The sentencing judge ordered, in the exercise of his discretion, that a conviction be recorded. In doing so, the sentencing judge said he had had regard to section 184 of the Youth Justice Act 1992 (Qld). However, the armed robbery was a serious example of that type of offending. The applicant, being 17 years and seven months of age, did not have the benefit of extreme youth; and had a relevant criminal history, having been previously sentenced for robbery offences.
The sentencing judge accepted that the recording of a conviction would have an impact on the applicant’s rehabilitation, observing that the pre‑sentence report referred to the ongoing efforts towards rehabilitation, and that the applicant had a letter of employment and aspirations to join the army, although, there was nothing in writing to confirm the prerequisites for being able to join the army.
The sentencing judge concluded:
“…your offending was of such serious gravity in combination with your criminal history in which you have previously been dealt with for offences of armed robbery, that it is only appropriate that my discretion be exercised in a way that a conviction be recorded for the armed robbery offence.”
Submissions
The applicant submits that the sentencing judge improperly discounted the applicant’s prospects of rehabilitation and demonstrated goal setting, instead, placing emphasis on the applicant’s 2018 sentence for five counts of robbery and the opportunity afforded at that time to not record convictions. The applicant submits that in focusing on the 2018 sentence, the sentencing judge failed to consider the gap in serious offending or the relapse into drug use, which the applicant had addressed in custody.
The respondent submits that the sentence was not manifestly excessive. The recording of a conviction did not support a conclusion that the sentence was “unreasonable or plainly unjust”.

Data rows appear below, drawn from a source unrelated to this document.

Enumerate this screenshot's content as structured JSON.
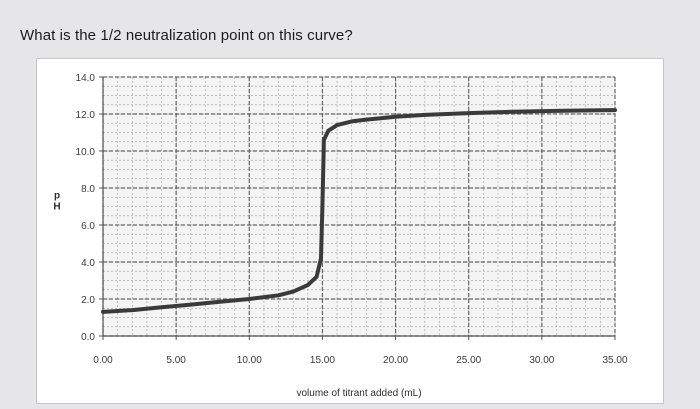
{
  "question": {
    "text": "What is the 1/2 neutralization point on this curve?"
  },
  "chart_data": {
    "type": "line",
    "title": "",
    "xlabel": "volume of titrant added (mL)",
    "ylabel": "pH",
    "xlim": [
      0,
      35
    ],
    "ylim": [
      0,
      14
    ],
    "x_ticks": [
      "0.00",
      "5.00",
      "10.00",
      "15.00",
      "20.00",
      "25.00",
      "30.00",
      "35.00"
    ],
    "y_ticks": [
      "0.0",
      "2.0",
      "4.0",
      "6.0",
      "8.0",
      "10.0",
      "12.0",
      "14.0"
    ],
    "grid": true,
    "legend": "none",
    "colors": {
      "line": "#3a3a3a",
      "grid": "#8a8a8a",
      "axis": "#555555"
    },
    "series": [
      {
        "values": [
          [
            0,
            1.3
          ],
          [
            2,
            1.4
          ],
          [
            4,
            1.55
          ],
          [
            6,
            1.7
          ],
          [
            8,
            1.85
          ],
          [
            10,
            2.0
          ],
          [
            12,
            2.2
          ],
          [
            13,
            2.4
          ],
          [
            14,
            2.75
          ],
          [
            14.6,
            3.2
          ],
          [
            14.9,
            4.2
          ],
          [
            15.0,
            7.0
          ],
          [
            15.1,
            10.6
          ],
          [
            15.4,
            11.1
          ],
          [
            16,
            11.4
          ],
          [
            17,
            11.6
          ],
          [
            18,
            11.7
          ],
          [
            20,
            11.85
          ],
          [
            22,
            11.95
          ],
          [
            25,
            12.05
          ],
          [
            28,
            12.12
          ],
          [
            31,
            12.17
          ],
          [
            34,
            12.2
          ],
          [
            35,
            12.21
          ]
        ]
      }
    ]
  }
}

The respondent submits that the sentencing judge properly had regard to the considerations set out in section 184 of the Act, including the nature of the offence, the applicant’s age and any previous convictions, and the impact of a recording of a conviction on the applicant’s prospects of rehabilitation generally or of finding and retaining employment. Further, the sentencing judge properly recognised that the primary position was that a conviction not be recorded.
Consideration
In recording a conviction, the sentencing judge carefully considered each of the relevant factors set out in section 184 of the Act. Having done so, it was within a sound exercise of the discretion, to record a conviction.
The applicant had committed a very serious armed robbery, whilst in company, some months from him turning 18. He had a criminal history which included convictions for robbery. His time in detention, otherwise used wisely, had not dispelled his criminal attitudes.
Whilst it is true that the sentencing judge placed emphasis on the applicant’s prior offending in 2018, and the opportunity afforded at that time in not recording convictions, those circumstances did not overwhelm a consideration of those mitigating circumstances in support of not recording a conviction.
The sentencing judge carefully considered the aggravating factors against the mitigating factors, including that the applicant had undertaken courses and education, had demonstrated good behaviour whilst in detention and was moving in the right direction in that structured environment. Further, the sentencing judge had regard to the consequence of the recording of a conviction, on the applicant’s prospects of rehabilitation and future employment opportunities.
Conclusion
The recording of a conviction, for what was a serious example of armed robbery in company by an offender, but months before his 18th birthday, with a relevant criminal history for robbery offences, does not evidence any misapplication of principle or render the sentence plainly unreasonable or unjust.
The sentence imposed was not manifestly excessive.
Order
I would order that leave to appeal be refused.